Saturday, February 20, 2010

SEM History Post

A first look at the first issue of "Ethnomusicology" yields some surprising results. Because it began as a newsletter out of the ashes of the American Society for Comparative Musicology, the initial purpose of "Ethnomusicology" was to create a network or community of people interested in this field of study. To this end, most of what is featured in early versions of the journal can be categorized as resources and requests - lists of people and what they are working on, lists of books to read, lists of available courses, lists of places in need of ethnomusicologists, and lists of musical cultures recommended for study. An interesting, but separate, topic of discussion would be how much simpler this all would have been to establish in a time like now, where the internet thrives.

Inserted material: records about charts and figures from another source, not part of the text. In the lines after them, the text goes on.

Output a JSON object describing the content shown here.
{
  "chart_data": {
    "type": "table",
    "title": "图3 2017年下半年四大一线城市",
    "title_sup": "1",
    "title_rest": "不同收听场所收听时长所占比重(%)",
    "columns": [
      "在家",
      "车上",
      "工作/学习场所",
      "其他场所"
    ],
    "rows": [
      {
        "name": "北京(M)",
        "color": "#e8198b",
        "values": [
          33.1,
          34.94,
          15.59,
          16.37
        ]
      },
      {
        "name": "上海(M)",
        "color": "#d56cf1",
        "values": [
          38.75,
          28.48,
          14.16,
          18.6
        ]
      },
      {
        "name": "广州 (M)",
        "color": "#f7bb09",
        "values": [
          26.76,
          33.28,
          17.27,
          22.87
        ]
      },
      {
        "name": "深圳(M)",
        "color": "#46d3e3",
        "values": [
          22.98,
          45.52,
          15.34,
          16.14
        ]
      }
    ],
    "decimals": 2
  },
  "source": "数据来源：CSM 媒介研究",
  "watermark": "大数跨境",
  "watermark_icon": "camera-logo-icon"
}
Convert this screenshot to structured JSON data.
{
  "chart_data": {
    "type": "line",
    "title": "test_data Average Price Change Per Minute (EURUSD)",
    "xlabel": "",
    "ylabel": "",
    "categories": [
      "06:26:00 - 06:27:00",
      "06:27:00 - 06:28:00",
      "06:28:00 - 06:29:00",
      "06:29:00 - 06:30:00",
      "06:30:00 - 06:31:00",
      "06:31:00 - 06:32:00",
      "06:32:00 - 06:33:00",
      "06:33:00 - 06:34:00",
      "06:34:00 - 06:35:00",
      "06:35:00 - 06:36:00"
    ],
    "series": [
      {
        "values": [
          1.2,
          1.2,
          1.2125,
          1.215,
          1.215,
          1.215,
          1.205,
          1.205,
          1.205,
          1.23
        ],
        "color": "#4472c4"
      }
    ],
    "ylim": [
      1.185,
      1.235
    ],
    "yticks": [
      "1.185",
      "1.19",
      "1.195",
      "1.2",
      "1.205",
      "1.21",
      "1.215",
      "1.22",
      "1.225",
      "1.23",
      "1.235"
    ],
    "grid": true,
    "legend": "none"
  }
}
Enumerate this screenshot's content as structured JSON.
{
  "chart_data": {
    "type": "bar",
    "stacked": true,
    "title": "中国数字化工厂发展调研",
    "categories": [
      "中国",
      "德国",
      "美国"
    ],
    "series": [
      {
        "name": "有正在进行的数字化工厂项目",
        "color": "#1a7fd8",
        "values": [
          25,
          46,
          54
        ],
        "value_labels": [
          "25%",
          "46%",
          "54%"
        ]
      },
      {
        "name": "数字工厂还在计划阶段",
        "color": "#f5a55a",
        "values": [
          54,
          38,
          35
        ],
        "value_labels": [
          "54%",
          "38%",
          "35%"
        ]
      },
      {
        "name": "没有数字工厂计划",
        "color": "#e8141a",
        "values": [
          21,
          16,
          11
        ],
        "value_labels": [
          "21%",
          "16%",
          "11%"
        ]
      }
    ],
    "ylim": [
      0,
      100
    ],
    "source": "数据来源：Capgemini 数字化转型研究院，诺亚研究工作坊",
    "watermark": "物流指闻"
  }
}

The states of individual projects mirrored the state of the field of ethnomusicology as a whole. There were lots of people and projects waiting for resources, like flowerbuds waiting for the right time to bloom, and there were lots of works in progress steadily gaining momentum. It was well-established that this was a pivotal time for the field; F.A. Cuttner writes in the second issue, "I have come to believe that the whole system of comparative methods is obsolete and inadequate, and that something else and much better will have to replace it if we are going to expect any significant progress in the future." This foreshadowed the changes in approach to ethnomusicological methods, but also demonstrated that the newsletter was a way to spread sentiments like these across a large group of researchers.

Interesting points of emphasis in these early project descriptions were quantities of material recorded (probably because one can't actually include the recordings themselves in the newsletter), technologies used in recording (possibly as advice / setting a standard), and Native American study subjects (probably convenient cultures to study). The structure of the content being presented is questionable at points, with concise summaries of a project and the hypotheses involved sometimes being all too general. The tone, at points, seems like the main purpose of "Ethnomusicology" was to record all these people and projects for posterity's sake. There are also examples of ethnomusicologists trying or hoping to extrapolate their specific studies to universal truths about music too quickly, one of my pet peeves in the world of ethnomusicology.

As the decade progressed, "Ethnomusicology" changed its format greatly, to that of a journal. Content was emphasized much more, featuring full articles on specific topics. Why wasn't it this way in the first place? I would say that by this time, one of the original goal of the newsletter, establishing a community network of ethnomusicologists, had been accomplished. Now the content of the journal could move past "resources useful in establishing a community" to "resources useful to an established community." "Ethnomusicology" seems to have done a good job keeping in step and evolving with the state and the needs of both the field and those who studied it in the 1950's.